In the ConfigureServices method of the Startup.cs class register your user, role, user store and role store classes as well as any injectable services required by your code.
To register the identity classes correctly, use the AddIdentity<TUser, TRole> extension method. Then register both the user and role store. These method calls must be chained off/follow the call to AddIdentity:
// This method gets called by the runtime. Use this method to add services to the container.

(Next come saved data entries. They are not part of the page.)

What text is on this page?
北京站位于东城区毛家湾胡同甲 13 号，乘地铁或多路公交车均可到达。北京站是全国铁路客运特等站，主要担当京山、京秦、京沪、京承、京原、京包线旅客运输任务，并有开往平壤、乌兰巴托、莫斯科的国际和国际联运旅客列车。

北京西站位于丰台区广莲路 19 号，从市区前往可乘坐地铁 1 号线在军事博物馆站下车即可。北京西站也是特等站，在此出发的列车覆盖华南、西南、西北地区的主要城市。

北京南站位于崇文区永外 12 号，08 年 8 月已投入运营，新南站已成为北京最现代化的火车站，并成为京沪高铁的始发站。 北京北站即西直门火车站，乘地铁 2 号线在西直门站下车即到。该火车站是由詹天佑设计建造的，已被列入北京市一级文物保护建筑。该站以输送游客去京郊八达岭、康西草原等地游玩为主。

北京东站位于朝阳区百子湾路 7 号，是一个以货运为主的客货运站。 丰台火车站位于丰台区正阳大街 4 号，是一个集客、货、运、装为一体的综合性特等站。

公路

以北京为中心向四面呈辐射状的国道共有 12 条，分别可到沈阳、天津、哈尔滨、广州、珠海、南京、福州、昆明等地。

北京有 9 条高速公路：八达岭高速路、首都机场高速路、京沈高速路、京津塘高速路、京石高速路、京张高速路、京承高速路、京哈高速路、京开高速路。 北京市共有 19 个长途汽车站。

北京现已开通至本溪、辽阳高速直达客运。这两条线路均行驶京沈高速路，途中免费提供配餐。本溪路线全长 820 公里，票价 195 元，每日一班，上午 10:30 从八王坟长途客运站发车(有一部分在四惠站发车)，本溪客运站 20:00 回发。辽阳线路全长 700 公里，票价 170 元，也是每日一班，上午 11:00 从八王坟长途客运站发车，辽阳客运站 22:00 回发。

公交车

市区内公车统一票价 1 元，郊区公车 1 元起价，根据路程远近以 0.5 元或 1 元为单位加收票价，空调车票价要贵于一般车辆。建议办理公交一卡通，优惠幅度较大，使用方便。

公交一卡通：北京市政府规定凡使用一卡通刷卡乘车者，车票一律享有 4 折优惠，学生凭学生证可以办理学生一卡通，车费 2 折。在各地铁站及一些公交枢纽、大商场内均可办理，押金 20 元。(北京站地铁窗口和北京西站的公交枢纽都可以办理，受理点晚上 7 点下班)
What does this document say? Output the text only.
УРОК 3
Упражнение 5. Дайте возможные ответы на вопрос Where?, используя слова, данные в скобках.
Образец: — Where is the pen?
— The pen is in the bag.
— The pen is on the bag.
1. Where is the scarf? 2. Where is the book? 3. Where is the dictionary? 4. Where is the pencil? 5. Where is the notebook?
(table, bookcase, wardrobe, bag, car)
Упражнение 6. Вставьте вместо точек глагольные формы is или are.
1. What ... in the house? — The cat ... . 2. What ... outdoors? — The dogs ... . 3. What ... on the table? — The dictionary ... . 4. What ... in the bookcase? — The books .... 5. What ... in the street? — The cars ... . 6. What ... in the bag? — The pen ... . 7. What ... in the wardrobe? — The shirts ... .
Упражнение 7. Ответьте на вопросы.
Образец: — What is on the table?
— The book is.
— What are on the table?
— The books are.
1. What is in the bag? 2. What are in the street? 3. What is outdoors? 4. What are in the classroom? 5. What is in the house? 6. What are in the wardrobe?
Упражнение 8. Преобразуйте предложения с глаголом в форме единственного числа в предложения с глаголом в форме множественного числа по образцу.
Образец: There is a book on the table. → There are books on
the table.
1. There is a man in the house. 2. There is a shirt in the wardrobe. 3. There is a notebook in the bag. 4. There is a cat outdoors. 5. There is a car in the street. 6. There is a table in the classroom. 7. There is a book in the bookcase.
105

public void ConfigureServices(IServiceCollection services)
{
services.AddIdentity<User, Role>()
.AddRoleStore<RoleStore>()
.AddUserStore<UserPasswordStore>()
.AddDefaultTokenProviders();
services.AddMvc();
// Add application services.
services.AddTransient<IDataContext, DapperDataContext>();
services.Configure<DatabaseOptions>(Configuration.GetSection("Database"));
}
Calling The Store
Once the services are registered you can request an instance UserManager<User> and/or SignInManager<User> in your controller's constructor. The Identity and Dependency Injection code will handle resolving and registering these based off the store implementations we provided. These then support registration and log-in methods. The log-in method is shown in the controller below:
[Authorize]
public class AccountController : Controller
{
private readonly UserManager<User> _userManager;
private readonly SignInManager<User> _signInManager;
public AccountController(UserManager<User> userManager, SignInManager<User> signInManager,)
{
_userManager = userManager;
_signInManager = signInManager;
}
[HttpPost]
[AllowAnonymous]
[ValidateAntiForgeryToken]
public async Task<IActionResult> Login(LoginViewModel model, string returnUrl = null)
{
ViewData["ReturnUrl"] = returnUrl;
if (ModelState.IsValid)
{
// This doesn't count login failures towards account lockout
// To enable password failures to trigger account lockout, set lockoutOnFailure: true
var result = await _signInManager.PasswordSignInAsync(model.Email, model.Password, model.RememberMe, lockoutOnFailure: false);
if (result.Succeeded)
{
return RedirectToLocal(returnUrl);
}
if (result.RequiresTwoFactor)
{
return RedirectToAction(nameof(SendCode), new { ReturnUrl = returnUrl, RememberMe = model.RememberMe });
}
if (result.IsLockedOut)
{
return View("Lockout");
}
else
{
ModelState.AddModelError(string.Empty, "Invalid login attempt.");
return View(model);
}
}
// If we got this far, something failed, redisplay form
return View(model);
}
}
To easily get controller templates with the usual set of registration and log-in methods supported, simply create a new MVC project from the Visual Studio 2017 template with the Individual Accounts option enabled. Then remove the Entity Framework based Identity library and related classes (such as ApplicationUser) and instead implement the code from this guide.
This gets you the simplest working log-in and registration system, but there's a lot left to implement including the lockout store and the role store as well as 3rd party authentication providers depending on the requirements of your application.
I've put a simple version of this code which uses text files to store data on GitHub.